As you can see the future does not look too bright when considered in that context. Interestingly for those looking for a calendar adjustment the Italian statistics office does not consider it to be relevant or useful. However it does produce an underlying index for the series which is at 97 where 2005=100. As we mull Italy being back to pre 2005 levels overall we see that external orders (-8.1%) are now falling rapidly and that for 2012 as a whole they are some 4.1% below the levels of the same period in 2011.

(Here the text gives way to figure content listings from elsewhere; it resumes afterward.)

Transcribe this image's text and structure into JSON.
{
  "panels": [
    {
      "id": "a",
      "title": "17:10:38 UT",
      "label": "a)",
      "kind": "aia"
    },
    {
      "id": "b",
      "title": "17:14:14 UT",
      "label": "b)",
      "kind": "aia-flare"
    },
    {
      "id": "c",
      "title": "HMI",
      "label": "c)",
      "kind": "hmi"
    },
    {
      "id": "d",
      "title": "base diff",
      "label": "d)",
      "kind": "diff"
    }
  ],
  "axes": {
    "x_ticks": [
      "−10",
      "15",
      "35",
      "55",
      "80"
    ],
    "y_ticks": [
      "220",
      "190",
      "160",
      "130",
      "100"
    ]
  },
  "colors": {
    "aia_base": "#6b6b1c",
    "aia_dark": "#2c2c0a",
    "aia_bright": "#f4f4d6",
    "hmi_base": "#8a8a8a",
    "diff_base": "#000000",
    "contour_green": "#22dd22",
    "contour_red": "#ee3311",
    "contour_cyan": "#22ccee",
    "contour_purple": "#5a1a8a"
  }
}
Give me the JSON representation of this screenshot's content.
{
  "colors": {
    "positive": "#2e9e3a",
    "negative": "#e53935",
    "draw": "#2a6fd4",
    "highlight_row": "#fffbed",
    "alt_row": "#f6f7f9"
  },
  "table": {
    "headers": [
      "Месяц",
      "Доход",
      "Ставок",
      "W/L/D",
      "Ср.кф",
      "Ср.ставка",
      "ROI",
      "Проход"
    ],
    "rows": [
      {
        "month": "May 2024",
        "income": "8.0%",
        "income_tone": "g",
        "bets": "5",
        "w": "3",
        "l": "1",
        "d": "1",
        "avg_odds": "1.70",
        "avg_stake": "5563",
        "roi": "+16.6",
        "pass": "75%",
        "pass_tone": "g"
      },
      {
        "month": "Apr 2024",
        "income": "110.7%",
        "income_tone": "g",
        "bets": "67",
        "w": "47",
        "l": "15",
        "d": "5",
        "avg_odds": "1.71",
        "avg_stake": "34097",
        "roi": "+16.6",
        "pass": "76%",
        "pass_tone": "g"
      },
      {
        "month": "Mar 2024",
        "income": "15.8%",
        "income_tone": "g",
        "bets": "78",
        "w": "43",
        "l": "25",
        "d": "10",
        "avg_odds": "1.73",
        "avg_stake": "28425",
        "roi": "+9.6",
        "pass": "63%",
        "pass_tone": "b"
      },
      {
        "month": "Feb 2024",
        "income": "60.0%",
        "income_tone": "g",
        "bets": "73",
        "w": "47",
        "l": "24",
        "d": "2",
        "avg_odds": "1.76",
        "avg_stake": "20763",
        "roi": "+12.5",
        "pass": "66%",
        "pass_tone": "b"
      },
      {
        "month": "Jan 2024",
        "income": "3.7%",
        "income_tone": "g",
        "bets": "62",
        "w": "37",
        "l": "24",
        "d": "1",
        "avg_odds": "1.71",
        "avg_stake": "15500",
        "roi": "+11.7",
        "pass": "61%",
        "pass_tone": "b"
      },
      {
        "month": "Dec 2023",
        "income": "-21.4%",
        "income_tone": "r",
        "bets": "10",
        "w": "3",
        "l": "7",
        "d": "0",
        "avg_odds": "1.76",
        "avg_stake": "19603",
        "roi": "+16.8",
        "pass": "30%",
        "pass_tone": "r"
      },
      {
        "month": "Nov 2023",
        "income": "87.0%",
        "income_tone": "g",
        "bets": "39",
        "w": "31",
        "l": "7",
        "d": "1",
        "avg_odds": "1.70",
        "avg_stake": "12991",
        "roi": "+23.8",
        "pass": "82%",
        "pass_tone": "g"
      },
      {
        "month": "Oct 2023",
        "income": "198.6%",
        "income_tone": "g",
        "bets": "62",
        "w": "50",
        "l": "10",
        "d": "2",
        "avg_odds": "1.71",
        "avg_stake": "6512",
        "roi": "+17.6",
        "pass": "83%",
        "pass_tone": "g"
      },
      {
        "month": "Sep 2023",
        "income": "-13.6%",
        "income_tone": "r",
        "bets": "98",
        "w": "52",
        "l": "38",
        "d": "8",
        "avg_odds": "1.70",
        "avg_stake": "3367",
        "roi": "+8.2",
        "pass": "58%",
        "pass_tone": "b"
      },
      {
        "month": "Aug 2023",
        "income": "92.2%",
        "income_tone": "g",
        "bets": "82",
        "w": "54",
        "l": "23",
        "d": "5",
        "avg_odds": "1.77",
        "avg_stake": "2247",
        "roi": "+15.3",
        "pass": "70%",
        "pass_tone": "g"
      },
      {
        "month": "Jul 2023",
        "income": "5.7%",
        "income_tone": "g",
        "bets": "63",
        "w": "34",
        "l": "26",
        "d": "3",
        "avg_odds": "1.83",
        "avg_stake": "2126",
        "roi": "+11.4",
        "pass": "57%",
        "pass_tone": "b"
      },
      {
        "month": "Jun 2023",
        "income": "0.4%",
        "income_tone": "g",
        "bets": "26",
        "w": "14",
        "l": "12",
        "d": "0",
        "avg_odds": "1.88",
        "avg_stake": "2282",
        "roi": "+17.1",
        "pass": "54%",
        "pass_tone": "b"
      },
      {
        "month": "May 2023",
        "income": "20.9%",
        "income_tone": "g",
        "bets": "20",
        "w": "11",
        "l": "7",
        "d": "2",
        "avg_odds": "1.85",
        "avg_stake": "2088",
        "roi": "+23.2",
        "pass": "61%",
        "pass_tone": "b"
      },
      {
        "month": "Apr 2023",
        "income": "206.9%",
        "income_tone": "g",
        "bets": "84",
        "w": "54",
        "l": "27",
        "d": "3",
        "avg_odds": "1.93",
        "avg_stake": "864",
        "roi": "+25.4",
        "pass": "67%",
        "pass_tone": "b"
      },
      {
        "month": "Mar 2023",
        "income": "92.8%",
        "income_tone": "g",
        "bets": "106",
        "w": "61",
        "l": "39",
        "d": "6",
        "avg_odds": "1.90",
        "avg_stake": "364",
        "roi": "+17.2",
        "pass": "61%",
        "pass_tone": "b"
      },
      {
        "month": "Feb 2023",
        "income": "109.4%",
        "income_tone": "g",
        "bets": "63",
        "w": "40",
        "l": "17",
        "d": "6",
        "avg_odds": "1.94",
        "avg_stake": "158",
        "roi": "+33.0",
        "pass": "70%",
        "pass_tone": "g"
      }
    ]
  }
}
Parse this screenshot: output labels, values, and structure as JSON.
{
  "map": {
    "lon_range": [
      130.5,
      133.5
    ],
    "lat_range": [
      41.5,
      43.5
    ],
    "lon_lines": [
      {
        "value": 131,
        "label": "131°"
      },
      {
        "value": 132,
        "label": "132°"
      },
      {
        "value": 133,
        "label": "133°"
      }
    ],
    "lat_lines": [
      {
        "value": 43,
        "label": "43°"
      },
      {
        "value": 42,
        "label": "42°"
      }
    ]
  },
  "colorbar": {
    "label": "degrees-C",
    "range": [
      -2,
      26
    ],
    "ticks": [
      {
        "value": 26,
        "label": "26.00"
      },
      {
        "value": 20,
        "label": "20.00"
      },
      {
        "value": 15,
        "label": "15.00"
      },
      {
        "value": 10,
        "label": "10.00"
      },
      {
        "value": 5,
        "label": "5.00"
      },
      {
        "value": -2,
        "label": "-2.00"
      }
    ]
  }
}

Today’s economic figures for Italy show the weakness that was evident at the end of the last quarter and if we look at industrial new orders we see that matters look likely to deteriorate as we move towards the end of 2012. If we move to unofficial measures such as purchasing managers indices we see that her services sector was at 46 in October (here below 50 indicates contraction) and her manufacturing sector was at 45.5. So we see that official and unofficial measures are pointing in the same direction which is downwards.
If we bring this message to Italy’s public-sector debt problem we see the scale of the challenge which faces her. In fact the danger is for something of a “blowout” as further economic weakness leads to higher fiscal deficits which are divided by a lower GDP. This will be compounded as the latest austerity package of 30 billion Euros bites ever more. So far we have a clear map of where that leads from the countries that have tried it and ominously the one area where they have shown a gain which is trade is not working at the moment for Italy.
Added to this will be the fact that at best there will be a drip,drip,drip of funds from Italy to some of her Euro area colleagues. Almost everyday the numbers change (aka rise) for Greece and it will not be too long before Portugal needs another bailout too. This is before we get to the more systemically important Spain. If the unstable lifeboat I have described above starts to founder then the drips will become a flood and may be too much for Italy.
The main hope is that she can mobilise her black economy but that has been an apparently insoluble problem for many, many years.
I found it interesting that President Monti confirmed my views over the weekend. The hyperbole and what I call anti-truth reached new heights.
Perhaps today, without the austerity measures brought in by the government, the euro zone would be no more
And yes it was backed up by a claim that Italy will not need a bailout. We know what usually happens next after that!